In some embodiments, the optimized receptive field module is structurally configured with more convolution kernels than the base receptive field module, the configured more convolution kernels having a smaller size than the base receptive field module.

In some embodiments, acquiring a first feature map of the image to be detected using the convolutional neural network includes:

respectively convolving the image to be detected by using a first level convolution layer to an Nth level convolution layer of the convolutional neural network, obtaining a feature map level corresponding to each level convolution layer, and determining a first feature map; the hierarchy of the first feature map corresponds to a hierarchy of convolutional layers of the convolutional neural network.

In some embodiments, obtaining a second feature map of the first feature map using the RFB, determining a fused feature map from the first feature map and the second feature map, comprising:

acquiring second feature graphs corresponding to second to Nth levels in the first feature graphs by utilizing the RFB;

and fusing the first feature map containing the first level to the Nth level and the second feature map containing the second level to the Nth level, and determining a fused feature map, wherein the number of the levels of the fused feature map is equal to that of the second feature map.
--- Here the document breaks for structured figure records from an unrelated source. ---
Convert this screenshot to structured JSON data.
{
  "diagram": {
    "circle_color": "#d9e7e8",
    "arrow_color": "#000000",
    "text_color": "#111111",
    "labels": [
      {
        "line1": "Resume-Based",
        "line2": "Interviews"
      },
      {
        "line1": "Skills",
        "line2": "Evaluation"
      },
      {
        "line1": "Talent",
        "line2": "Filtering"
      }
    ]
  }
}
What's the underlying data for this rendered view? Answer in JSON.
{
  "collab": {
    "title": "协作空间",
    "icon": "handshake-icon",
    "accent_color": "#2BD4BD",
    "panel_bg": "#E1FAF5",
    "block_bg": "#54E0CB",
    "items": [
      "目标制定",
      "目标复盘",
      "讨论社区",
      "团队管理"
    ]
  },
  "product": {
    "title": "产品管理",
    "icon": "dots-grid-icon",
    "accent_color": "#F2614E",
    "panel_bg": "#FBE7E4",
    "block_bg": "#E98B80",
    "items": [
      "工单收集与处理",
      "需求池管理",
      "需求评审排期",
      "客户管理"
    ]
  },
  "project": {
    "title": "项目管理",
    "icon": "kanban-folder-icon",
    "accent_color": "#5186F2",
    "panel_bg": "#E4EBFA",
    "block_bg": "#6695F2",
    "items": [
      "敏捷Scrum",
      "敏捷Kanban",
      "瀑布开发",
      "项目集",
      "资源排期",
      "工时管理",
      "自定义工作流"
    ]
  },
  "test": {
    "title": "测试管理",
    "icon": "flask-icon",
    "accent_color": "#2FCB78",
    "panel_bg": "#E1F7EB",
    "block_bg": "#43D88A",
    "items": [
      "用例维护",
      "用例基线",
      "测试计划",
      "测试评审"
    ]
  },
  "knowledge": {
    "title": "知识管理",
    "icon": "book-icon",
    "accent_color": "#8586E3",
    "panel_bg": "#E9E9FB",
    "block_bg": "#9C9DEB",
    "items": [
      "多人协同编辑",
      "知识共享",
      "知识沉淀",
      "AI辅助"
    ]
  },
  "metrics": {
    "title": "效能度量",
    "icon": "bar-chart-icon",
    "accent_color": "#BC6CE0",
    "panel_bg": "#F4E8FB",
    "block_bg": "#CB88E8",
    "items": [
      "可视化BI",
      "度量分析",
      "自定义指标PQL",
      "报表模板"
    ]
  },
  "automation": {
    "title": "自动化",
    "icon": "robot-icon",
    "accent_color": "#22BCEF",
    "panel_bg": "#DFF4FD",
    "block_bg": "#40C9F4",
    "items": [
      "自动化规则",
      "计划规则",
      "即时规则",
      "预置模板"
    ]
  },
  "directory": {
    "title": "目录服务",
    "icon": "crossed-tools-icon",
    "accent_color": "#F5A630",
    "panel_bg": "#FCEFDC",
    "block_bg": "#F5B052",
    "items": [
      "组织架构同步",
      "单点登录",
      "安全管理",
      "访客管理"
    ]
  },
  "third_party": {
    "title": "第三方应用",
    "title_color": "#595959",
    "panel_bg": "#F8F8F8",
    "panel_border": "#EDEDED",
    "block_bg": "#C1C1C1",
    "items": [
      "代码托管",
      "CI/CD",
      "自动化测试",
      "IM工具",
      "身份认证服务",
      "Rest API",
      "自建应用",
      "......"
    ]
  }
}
In some embodiments, fusing a first feature map having a first level through an nth level and a second feature map having a second level through an nth level, determining a fused feature map includes:

convolving a first-level first feature map obtained by convolving the image to be detected by using a first-level convolution layer through a second-level convolution layer to determine a second-level first feature map;

extracting a first-level second feature map of the second-level first feature map using the optimized receptive field module cascaded with the second-level convolutional layer; fusing the second-level first feature map and the first-level second feature map, and then convolving the fused second-level first feature map and the first-level second feature map by using a third-level convolution layer to determine a third-level first feature map;

Extracting a second-level second feature map of the third-level first feature map by using the basic receptive field module cascaded with the third-level convolution layer; fusing the third-level first feature map and the second-level second feature map, and then convolving the fused third-level first feature map and the second-level second feature map by using a fourth-level convolution layer to determine a fourth-level first feature map;

circularly executing the extraction process of the fourth-level first feature map according to the residual level of the convolution layer and the basic receptive field module corresponding to the residual level, and determining fifth-level first feature map to Nth-level first feature map;

and determining the second-level first feature map, the third-level first feature map, the fourth-level first feature map and the fifth-level first feature map to the N-level first feature map as a plurality of levels of fusion feature maps.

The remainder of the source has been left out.